Escalating oil prices are also having a negative impact on earnings, particularly for airlines, although effective fuel hedging has reduced the impact of these rises.
Jet fuel represents Air New Zealand's second largest cost after labour and in its rights issue prospectus released this week the company disclosed that the average jet fuel spot price for the first four months of its June 2005 year was US$54.23 a barrel compared to a spot price of US$42.75 as at June 30.
Jason Smith of Citigroup in Sydney has released figures showing that Air New Zealand has one of the more effective fuel-hedging policies in this part of the world.
Our national carrier is 61 per cent hedged at US$35.50 a barrel for a mix of West Texas Intermediate and Jet kerosene through to the end of the June 2005 year.
Only Qantas, which is 70 per cent hedged at US$32/bbl for Brent crude over the same period, has a higher hedging ratio in the Asia/Pacific region.

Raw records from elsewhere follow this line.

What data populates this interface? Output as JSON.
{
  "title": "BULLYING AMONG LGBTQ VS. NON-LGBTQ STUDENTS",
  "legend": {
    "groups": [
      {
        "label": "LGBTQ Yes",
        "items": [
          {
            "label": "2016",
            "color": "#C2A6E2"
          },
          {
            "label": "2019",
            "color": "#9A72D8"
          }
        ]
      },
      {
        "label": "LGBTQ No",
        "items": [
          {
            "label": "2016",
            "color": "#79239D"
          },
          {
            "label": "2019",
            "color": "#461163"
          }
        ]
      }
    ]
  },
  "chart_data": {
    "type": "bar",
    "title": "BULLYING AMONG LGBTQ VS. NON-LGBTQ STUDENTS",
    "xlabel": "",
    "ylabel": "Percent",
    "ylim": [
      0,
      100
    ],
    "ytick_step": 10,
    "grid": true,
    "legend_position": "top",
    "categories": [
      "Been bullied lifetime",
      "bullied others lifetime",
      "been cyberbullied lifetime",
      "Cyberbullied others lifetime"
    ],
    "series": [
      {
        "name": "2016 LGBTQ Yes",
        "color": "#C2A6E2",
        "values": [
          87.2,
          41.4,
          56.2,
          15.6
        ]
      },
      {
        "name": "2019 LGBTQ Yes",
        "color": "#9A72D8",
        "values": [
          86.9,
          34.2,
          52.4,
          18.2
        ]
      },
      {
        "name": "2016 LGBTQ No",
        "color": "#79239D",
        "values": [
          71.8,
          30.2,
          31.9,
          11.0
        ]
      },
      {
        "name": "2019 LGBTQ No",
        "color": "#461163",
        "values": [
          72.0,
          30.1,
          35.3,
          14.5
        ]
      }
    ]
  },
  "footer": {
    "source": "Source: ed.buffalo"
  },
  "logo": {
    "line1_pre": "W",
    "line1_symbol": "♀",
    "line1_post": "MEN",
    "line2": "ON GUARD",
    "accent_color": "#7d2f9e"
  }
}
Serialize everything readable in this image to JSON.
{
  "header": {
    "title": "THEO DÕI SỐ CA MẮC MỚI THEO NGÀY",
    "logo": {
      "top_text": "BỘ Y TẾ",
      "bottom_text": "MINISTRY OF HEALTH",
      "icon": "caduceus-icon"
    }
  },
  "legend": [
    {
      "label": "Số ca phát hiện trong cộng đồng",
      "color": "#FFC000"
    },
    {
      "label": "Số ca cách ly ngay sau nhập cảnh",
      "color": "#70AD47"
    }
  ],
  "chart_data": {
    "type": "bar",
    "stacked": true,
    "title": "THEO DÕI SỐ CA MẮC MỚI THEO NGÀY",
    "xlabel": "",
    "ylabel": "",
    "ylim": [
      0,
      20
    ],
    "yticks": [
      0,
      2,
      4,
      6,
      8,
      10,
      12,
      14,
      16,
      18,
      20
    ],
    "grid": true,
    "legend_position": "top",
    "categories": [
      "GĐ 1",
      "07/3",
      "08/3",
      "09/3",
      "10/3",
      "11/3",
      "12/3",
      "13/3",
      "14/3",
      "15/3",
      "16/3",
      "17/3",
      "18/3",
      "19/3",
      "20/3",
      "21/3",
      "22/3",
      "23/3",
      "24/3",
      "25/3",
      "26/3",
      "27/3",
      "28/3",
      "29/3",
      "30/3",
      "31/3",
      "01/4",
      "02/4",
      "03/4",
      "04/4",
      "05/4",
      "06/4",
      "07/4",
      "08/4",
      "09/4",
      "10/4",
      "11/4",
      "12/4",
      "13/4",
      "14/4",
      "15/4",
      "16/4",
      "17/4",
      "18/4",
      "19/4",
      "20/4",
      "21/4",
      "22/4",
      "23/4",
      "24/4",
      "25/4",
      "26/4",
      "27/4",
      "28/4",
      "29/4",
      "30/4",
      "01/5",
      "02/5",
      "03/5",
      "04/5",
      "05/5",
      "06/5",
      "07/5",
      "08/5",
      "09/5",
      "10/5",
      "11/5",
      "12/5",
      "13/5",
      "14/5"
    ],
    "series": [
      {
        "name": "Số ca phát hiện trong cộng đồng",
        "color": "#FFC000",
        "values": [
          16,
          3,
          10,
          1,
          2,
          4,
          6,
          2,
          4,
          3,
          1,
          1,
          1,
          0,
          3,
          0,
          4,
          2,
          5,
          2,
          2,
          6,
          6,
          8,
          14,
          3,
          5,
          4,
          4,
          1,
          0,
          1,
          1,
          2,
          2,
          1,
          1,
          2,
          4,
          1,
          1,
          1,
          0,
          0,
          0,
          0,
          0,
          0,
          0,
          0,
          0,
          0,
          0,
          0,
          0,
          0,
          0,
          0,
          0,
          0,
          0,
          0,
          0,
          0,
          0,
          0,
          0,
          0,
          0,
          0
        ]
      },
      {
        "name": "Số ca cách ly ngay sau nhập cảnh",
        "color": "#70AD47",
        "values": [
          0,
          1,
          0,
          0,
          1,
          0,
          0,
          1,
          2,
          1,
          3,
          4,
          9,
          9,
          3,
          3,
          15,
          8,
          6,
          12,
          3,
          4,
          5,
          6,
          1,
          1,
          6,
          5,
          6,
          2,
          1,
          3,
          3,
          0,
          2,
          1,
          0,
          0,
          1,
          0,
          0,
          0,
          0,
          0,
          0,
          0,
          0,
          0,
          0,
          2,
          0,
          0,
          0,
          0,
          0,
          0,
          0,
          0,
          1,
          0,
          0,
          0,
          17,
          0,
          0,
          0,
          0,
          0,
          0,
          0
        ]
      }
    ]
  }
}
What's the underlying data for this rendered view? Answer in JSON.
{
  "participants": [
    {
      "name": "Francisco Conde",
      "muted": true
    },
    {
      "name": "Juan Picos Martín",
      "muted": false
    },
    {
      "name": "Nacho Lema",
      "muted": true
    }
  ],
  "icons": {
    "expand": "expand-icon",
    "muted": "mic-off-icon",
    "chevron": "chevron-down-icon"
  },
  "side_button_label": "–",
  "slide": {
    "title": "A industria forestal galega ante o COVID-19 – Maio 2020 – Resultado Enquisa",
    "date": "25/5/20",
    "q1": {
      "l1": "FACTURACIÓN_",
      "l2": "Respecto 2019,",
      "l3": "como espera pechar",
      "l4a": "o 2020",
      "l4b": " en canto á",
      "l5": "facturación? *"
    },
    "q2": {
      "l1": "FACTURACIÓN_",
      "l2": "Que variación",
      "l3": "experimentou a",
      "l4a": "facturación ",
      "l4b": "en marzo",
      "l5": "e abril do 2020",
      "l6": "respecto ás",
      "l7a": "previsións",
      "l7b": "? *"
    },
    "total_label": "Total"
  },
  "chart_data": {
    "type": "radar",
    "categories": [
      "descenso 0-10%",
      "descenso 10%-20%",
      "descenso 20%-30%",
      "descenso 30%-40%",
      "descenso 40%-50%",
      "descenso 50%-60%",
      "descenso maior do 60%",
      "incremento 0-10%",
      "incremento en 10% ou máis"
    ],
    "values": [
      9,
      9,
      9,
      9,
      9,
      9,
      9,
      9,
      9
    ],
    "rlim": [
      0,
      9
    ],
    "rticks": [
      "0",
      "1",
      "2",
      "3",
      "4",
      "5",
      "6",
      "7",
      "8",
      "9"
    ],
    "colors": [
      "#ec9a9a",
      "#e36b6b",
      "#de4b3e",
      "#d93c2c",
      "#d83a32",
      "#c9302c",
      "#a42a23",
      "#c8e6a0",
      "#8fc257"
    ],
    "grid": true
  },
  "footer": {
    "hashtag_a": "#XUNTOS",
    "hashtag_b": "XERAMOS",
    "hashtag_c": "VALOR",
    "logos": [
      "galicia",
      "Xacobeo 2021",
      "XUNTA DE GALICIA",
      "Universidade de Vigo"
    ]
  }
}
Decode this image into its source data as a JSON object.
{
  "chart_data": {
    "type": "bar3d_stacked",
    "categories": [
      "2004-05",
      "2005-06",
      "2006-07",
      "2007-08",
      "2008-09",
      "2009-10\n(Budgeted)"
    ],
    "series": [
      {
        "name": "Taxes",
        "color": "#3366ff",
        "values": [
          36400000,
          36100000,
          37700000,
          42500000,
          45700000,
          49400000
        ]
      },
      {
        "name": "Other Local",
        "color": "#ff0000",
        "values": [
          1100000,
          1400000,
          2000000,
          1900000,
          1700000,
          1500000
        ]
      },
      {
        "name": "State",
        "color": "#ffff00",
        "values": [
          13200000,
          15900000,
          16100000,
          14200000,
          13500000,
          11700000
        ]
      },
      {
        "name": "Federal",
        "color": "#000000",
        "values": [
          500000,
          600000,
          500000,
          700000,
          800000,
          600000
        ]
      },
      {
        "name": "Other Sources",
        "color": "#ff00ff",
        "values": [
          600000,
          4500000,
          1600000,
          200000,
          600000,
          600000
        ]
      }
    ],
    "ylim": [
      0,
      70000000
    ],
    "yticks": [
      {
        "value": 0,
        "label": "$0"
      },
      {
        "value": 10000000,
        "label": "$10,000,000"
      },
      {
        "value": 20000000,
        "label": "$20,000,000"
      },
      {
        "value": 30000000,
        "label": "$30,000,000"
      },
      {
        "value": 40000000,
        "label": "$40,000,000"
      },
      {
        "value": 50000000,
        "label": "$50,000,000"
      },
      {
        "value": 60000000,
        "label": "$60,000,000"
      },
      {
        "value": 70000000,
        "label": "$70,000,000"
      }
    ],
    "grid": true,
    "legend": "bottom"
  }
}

The two major discount airlines, Southwest in the US and Ryanair in Europe, have extremely aggressive hedging policies because they operate on tight margins and need to have a predictable and consistent cost structure.
Southwest is 80 per cent hedged through to December 2005 and Ryanair normally hedges 100 per cent of its jet fuel requirements 12 months forward.
The good news is that the two Fisher & Paykel companies and Air New Zealand are fundamentally strong but they are adversely affected by the high New Zealand dollar and rising oil prices.
Any easing in these two variables will help their earnings and share price performances.
From a long-term perspective, the strong New Zealand dollar is having a positive influence on our companies because it is forcing them to become internationally competitive.
By comparison, the constant currency devaluations in the 1970s and early 1980s had negative long-term consequences because the falling kiwi camouflaged major corporate inefficiencies.